Many tech analysts and critics have interpreted the deal as the way that Facebook wants to stick it to the entrenched telecommunications industry. But, again, a big part of the appeal of developing communities for Facebook is that it doesn't have to worry about the AT&Ts and Verizons of the world when establishing its roots. Instead, as David Talbot wrote last month in a feature for the MIT Technology Review, companies like Google or Facebook can establish themselves as the de facto internet standard for communities in which "getting online cheaply in the first place is a greater concern" that issues like net neutrality.

Susan Crawford, a co-director of Harvard’s Berkman Center for Internet & Society, told the MIT Tech Review that she sees it as “a big concern” that these companies are setting themselves up as the gate through which all online content is then accessed.

Advertisement

"For poorer people, Internet access will equal Facebook. That’s not the Internet—that’s being fodder for someone else’s ad-targeting business,” Crawford explained. “That’s entrenching and amplifying existing inequalities and contributing to poverty of imagination—a crucial limitation on human life.”

How does education factor into this concern? To start, Facebook already said that the "social educational experience" it's developing with EdX will be "integrated with" the social network, which suggests anyone participating will need to be a Facebook member as well.

Even in light of Crawford's concerns, it might be too dystopian to start thinking this will lead to corporate-sponsored MOOCs. Hopefully, we won't start seeing things like The Simpsons predicted with its hilarious scene of Troy McClure teaching an overcrowded classroom a section entitled "Pepsi Presents: Addition and Subtraction."

But like net neutrality debates here in the US, the concern in developing countries is whether or not smaller and younger competitors to a company like Facebook will be able to afford establishing themselves in a given community once Facebook has secured an inner track through deals with local governments and network providers.

It's scary enough for some people to consider how giant cable companies like Comcast might be able to start strong-arming its leaner partners into paying more to reach their own customers. So what happens when that becomes a problem of accessing educational opportunities, rather than just binge-watching episodes of House of Cards?
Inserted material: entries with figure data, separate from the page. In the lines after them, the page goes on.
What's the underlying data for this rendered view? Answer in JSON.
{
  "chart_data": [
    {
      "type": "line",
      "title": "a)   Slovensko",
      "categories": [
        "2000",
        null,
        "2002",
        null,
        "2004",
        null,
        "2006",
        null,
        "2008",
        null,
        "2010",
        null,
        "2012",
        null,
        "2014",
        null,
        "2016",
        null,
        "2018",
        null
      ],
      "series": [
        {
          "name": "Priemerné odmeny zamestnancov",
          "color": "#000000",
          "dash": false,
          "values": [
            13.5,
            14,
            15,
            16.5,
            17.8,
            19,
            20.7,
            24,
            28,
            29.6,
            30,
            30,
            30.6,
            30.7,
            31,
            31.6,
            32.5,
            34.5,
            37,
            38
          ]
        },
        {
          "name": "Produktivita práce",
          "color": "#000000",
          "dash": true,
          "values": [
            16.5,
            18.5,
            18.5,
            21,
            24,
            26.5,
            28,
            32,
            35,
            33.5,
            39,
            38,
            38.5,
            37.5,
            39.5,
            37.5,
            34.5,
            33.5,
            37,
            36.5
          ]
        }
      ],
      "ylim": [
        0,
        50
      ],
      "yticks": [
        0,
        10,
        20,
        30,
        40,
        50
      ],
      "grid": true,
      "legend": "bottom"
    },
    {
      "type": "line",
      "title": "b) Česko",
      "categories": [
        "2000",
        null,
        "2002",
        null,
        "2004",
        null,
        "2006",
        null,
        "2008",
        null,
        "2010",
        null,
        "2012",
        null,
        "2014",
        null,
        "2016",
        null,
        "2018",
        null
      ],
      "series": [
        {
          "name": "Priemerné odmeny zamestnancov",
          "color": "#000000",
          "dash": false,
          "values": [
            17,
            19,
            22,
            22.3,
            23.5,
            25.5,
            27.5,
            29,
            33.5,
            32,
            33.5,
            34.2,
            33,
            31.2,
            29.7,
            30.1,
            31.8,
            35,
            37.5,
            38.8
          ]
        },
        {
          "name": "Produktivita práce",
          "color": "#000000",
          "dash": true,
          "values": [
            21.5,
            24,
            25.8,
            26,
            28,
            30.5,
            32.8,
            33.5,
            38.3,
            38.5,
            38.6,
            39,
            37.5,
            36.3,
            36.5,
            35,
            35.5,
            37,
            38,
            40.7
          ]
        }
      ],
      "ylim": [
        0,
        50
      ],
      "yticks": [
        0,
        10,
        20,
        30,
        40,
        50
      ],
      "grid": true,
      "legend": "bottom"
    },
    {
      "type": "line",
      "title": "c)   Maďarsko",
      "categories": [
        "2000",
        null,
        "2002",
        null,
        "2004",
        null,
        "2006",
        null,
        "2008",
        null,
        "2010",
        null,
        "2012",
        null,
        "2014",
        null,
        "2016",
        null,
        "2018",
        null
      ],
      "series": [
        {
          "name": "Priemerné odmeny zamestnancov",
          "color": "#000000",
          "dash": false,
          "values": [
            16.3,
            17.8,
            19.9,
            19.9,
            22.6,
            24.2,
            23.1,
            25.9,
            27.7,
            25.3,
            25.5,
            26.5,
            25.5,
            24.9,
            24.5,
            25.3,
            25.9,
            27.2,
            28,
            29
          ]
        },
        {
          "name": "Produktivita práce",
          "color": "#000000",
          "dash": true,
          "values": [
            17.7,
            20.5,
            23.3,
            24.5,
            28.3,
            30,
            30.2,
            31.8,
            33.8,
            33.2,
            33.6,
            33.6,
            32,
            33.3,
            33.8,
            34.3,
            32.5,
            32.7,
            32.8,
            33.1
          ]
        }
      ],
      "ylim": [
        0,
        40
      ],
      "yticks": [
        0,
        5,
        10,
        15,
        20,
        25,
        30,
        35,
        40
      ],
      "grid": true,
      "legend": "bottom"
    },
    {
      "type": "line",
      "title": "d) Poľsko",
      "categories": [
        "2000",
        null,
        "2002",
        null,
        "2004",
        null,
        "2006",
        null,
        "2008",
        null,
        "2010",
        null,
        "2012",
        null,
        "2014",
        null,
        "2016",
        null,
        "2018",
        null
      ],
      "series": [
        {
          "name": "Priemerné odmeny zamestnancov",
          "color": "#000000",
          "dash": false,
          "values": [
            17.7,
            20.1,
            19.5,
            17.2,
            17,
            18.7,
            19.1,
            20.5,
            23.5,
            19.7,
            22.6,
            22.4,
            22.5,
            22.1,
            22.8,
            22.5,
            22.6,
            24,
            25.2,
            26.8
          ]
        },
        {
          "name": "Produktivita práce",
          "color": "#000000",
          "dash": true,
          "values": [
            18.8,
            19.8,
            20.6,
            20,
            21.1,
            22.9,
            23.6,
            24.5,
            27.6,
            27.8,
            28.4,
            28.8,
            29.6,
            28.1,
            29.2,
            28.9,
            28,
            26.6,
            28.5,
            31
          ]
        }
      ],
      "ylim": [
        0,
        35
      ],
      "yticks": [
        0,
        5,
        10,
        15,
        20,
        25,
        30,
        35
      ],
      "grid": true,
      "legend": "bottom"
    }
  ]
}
For his part, Mark Zuckerberg did his best to dismiss any criticism of these global initiatives as profiteering during his MWV Keynote by emphasizing how substantial an investment they will be for the company.

“I cannot construct a model in which this will be profitable in the near term," Zuckerberg said of Internet.org. "We are probably going to lose money on this for quite a while.”

That will probably change once he's managed to connect "the next 5 billion people," however.